Birds have always been an obvious inspiration for humanity’s attempts to design aircraft, but despite centuries of invention, we have never been able to directly utilise the techniques or material adaptations which birds use to fly. Zoologists from the University of British Columbia (UBC) in Vancouver have now discovered how the relatively-simple wing joint in seagulls helps the birds to stabilise their flight, and they believe that this could be mimicked by engineers to design aircraft that can dynamically adjust their wing shape to cope with challenging flying conditions.
“It’s not enough that those two seem to produce sufficient lift and thrust,” explained researcher Christina Harvey, who has now moved from UBC to the University of Michigan. “They must also control and stabilise their flight paths to be able to successfully forage and migrate in the natural habitat.” Seagulls – which contrary to popular belief are not seabirds as they live on land, albeit on the coast, seabirds spend most of their time in the open ocean – often encounter turbulent air flying near buildings or cliffs, or fly through convective airflows over open water. To cope with this, Harvey and research leader Douglas Altshuler explain in a paper in the Journal of the Royal Society Interface, the birds alter the angle of the elbow joint to pull the tips of their wings in and back. This flexed shape gives them more control over flight through turbulent air.

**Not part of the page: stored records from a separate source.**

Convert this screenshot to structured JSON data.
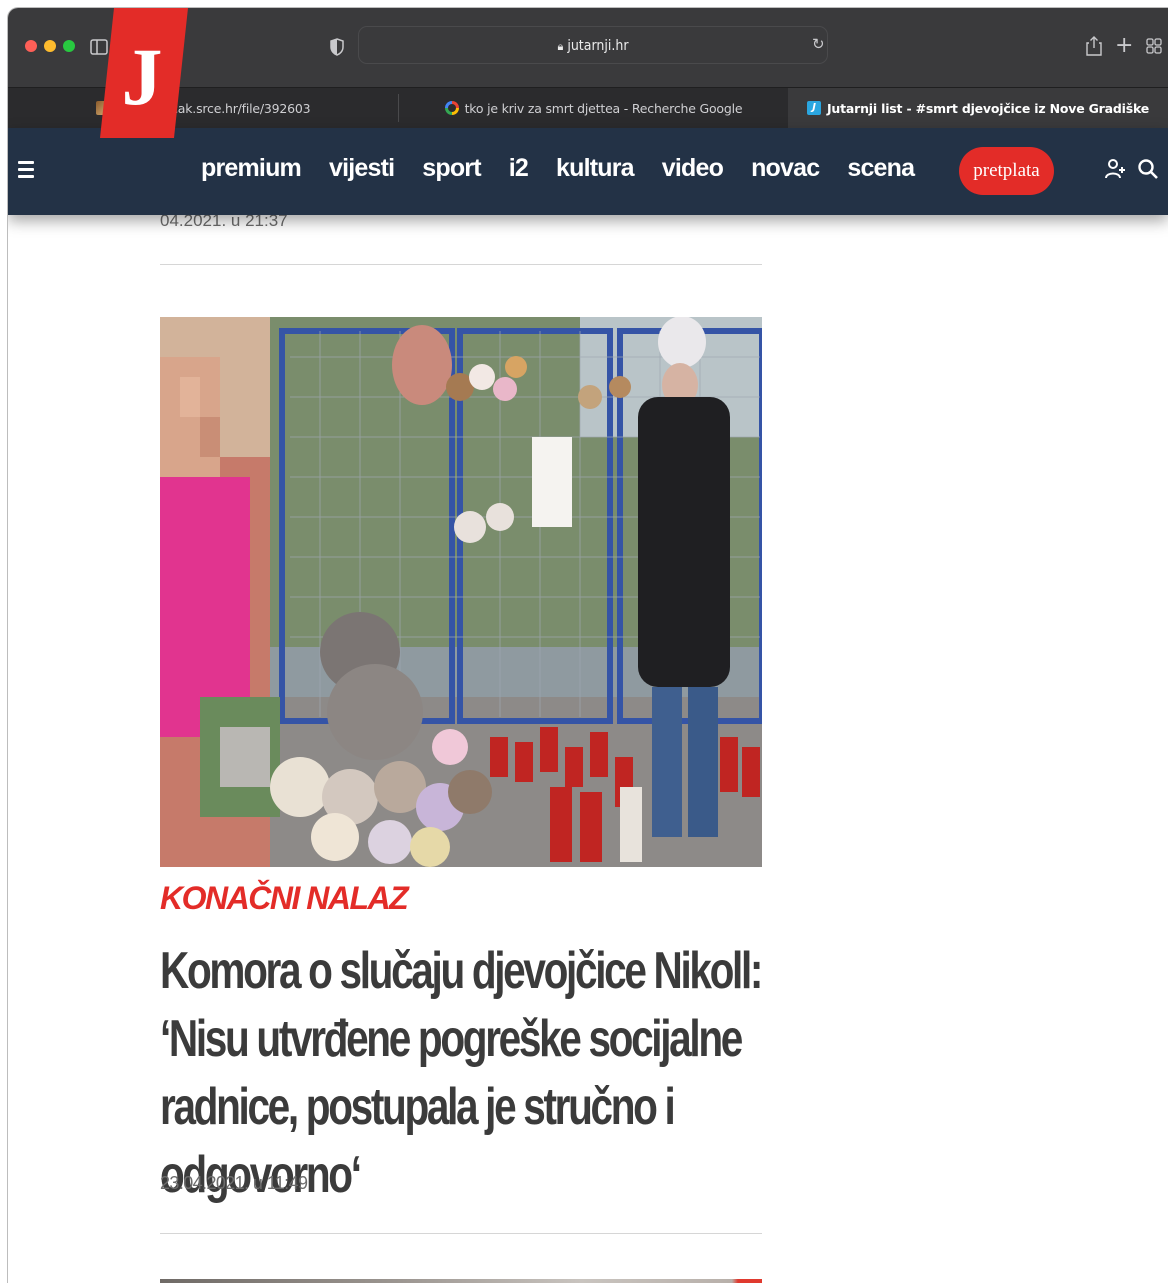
{
  "browser": {
    "url": "jutarnji.hr",
    "tabs": [
      {
        "label": "https://hrcak.srce.hr/file/392603",
        "icon": "hrcak-favicon"
      },
      {
        "label": "tko je kriv za smrt djettea - Recherche Google",
        "icon": "google-favicon"
      },
      {
        "label": "Jutarnji list - #smrt djevojčice iz Nove Gradiške",
        "icon": "jutarnji-favicon",
        "active": true
      }
    ]
  },
  "site": {
    "logo": "J",
    "nav": [
      "premium",
      "vijesti",
      "sport",
      "i2",
      "kultura",
      "video",
      "novac",
      "scena"
    ],
    "subscribe_label": "pretplata"
  },
  "article_prev": {
    "date": "04.2021. u 21:37"
  },
  "article": {
    "kicker": "KONAČNI NALAZ",
    "title": "Komora o slučaju djevojčice Nikoll: ‘Nisu utvrđene pogreške socijalne radnice, postupala je stručno i odgovorno‘",
    "date": "23.04.2021. u 11:49",
    "image_alt": "memorial with teddy bears and candles at fence"
  },
  "colors": {
    "brand_red": "#e32c28",
    "header_bg": "#233246",
    "title_gray": "#3b3b3b"
  }
}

The researchers first photographed freely gliding gulls from below to determine which wing shapes they used to cope with different wind conditions, then studied the wing bones and joints to derive the relationship between wing shape and joint movement. They then studied the behaviour of gull wings posed into different shapes by flexing the elbow joint in a wind tunnel by placing the shoulder joint on a six-axis force sensor that allowed them to measure the twisting force on the wing – known as the pitching moment – as well as the lift and drag produced by each configuration. The turbulence generated by the tunnel was not as great as that encountered by gulls in their normal flight.
“The gull’s wing design points to a novel, and fairly simple, avian-inspired joint that may enable aircraft to adjust dynamically,” said Altshuler. “This is the first empirical evidence demonstrating that wing morphing affects avian stability.”
Wing morphing has a long history in engineered flight. The use of movable control surfaces and extending flaps is the current embodiment of the technique, but in the earliest days of powered flight, the wings themselves were engineered to twist by altering the tension on cables; the Wright brothers’ aircraft used this technique. “The Wright brothers weren't the first to design an aircraft that was able to fly, but they were the first to successfully control and stabilise a powered aircraft in flight,” Harvey said. The most familiar use of variable geometry in aircraft is the “swing wing” system pioneered by the renowned wartime aerospace engineer Barnes Wallis, and used by aircraft such as the Tornado, F-14 Tomcat and B-2 bomber, which spread their wings at low airspeeds and pull them in to create a more delta wing-like configuration at high speeds.